Epilogue
Henry’s breach with Rome and his supremacy over matters religious set the bloody tone for the remainder of his almost four decades on the throne of England. Many were to die as a consequence of his dynastic ambitions in a series of executions that made the scaffolds in the cities of England a butcher’s block of stinking gore and entrails.
Among the first to die was his grandmother’s favourite, John Fisher, Bishop of Rochester, who had strenuously opposed the annulment of the king’s marriage and refused to swear an oath under the Act of Supremacy which gave Henry control of the church in England. After months of cruel imprisonment, the aged and infirm prelate was executed on 22 June 1535 on Tower Hill.
His journey to the scaffold, carried in a chair – he was too old and weak to walk – was hastened by the unfortunate decision by the new pope, Paul III, to make him a cardinal. Although prevarication had been honed to a fine skill, timing was not the Vatican’s forte. The king angrily declared that he would ‘send [Fisher’s] head to Rome for the cardinal’s hat’.
Then it was the turn of the king’s friend Sir Thomas More to face Henry’s rough justice. Royal promises of his immunity over the issue of the marriage proved mere hot air and his resignation as Lord Chancellor on 16 May 1532 did not save him. He had been condemned to perpetual imprisonment for cleverly avoiding taking the Oath of Succession that recognised Anne Boleyn as the king’s lawful wife and their children as the legitimate heirs to the throne. Anyone refusing to take the oath was guilty of treason and More, as a revered national figure, was just too important to escape retribution. He was beheaded with one blow of the axe on the morning of 6 July 1535 after a perjured trial.
Katherine died, lonely and neglected, at Kimbolton Castle, Huntingdonshire, probably from cancer of the heart, on 7 January 1536. She had last seen Henry and her daughter Mary late in the summer of 1531.
Anne Boleyn did not live up to her personal motto: ‘The Most Happy’. After she suffered several miscarriages, Henry became weary of a wife whom he increasingly saw as a peevish and arrogant tartar and alleged that she had tricked him into marriage ‘by means of sortileges [sorcery] and charms and that owing to that, he would hold it … nullified’.
His chief minister, Thomas Cromwell was the ideal man to free him of such a termagant wife. After he scrabbled around finding dubious evidence, she was accused of adultery with five of the king’s courtiers as well as plotting Henry’s death. One alleged accomplice was her brother George, Viscount Rochford, who was charged with committing incest with the queen. At her trial at the Tower, witnessed by 2,000 awestruck and enthralled spectators, a slip of paper was produced recording Anne’s damning description of her husband’s poor performance in bed: ‘ Que le Roy n’estait habile en cas de soi copuler avec femme, et qu’il n’avait ni vertu ni puissance ’ – ‘The king was not skilful when copulating with a woman and he had not virtue or power’. If nothing else, this was enough to condemn her.
Rochford and his fellow courtiers were executed on 17 May 1536 and two days later Anne was beheaded by a single sweep of a long two-handed sword wielded by a French executioner especially brought over from St Omer at a fee of £24.

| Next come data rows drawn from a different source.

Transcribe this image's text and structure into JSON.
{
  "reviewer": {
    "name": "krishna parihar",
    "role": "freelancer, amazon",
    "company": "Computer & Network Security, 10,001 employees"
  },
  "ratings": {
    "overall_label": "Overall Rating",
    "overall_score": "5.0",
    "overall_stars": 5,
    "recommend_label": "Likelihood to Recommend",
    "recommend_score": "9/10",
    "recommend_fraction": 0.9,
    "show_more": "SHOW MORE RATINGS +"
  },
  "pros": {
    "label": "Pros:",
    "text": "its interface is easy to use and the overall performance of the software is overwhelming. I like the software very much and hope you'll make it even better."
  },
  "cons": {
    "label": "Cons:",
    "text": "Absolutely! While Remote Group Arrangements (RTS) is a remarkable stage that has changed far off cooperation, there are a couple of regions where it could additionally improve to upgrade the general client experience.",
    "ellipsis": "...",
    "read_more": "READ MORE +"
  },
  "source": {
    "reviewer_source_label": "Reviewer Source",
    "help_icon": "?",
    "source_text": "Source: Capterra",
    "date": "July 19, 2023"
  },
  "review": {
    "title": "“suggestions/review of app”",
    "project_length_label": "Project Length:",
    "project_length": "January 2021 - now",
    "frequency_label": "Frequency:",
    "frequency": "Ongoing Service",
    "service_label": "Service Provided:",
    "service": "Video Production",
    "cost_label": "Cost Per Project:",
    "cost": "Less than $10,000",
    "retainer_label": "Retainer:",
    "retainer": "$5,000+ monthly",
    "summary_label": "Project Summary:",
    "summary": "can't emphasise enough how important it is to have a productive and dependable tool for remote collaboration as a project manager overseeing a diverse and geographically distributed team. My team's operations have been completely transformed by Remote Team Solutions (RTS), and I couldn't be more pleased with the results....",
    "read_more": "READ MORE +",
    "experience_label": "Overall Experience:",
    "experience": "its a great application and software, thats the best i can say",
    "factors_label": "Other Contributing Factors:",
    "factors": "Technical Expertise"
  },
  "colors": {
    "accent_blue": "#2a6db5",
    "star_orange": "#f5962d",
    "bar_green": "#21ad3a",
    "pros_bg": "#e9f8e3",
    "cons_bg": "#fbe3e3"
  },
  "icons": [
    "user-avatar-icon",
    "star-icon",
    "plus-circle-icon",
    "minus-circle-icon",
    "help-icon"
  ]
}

Henry Fitzroy, Duke of Richmond, the king’s illegitimate son by Bessie Blount, married Mary Howard, daughter of the Third Duke of Norfolk. The marriage was never consummated and he died, probably from tuberculosis, on the morning of 23 July 1536 in St James’ Palace. He was just seventeen.
Henry still harboured fears about the threat of the Yorkist nobility and in November 1538 Thomas Cromwell swept up the surviving distant members of the White Rose faction – who coincidentally were also numbered amongst his countless bitter enemies.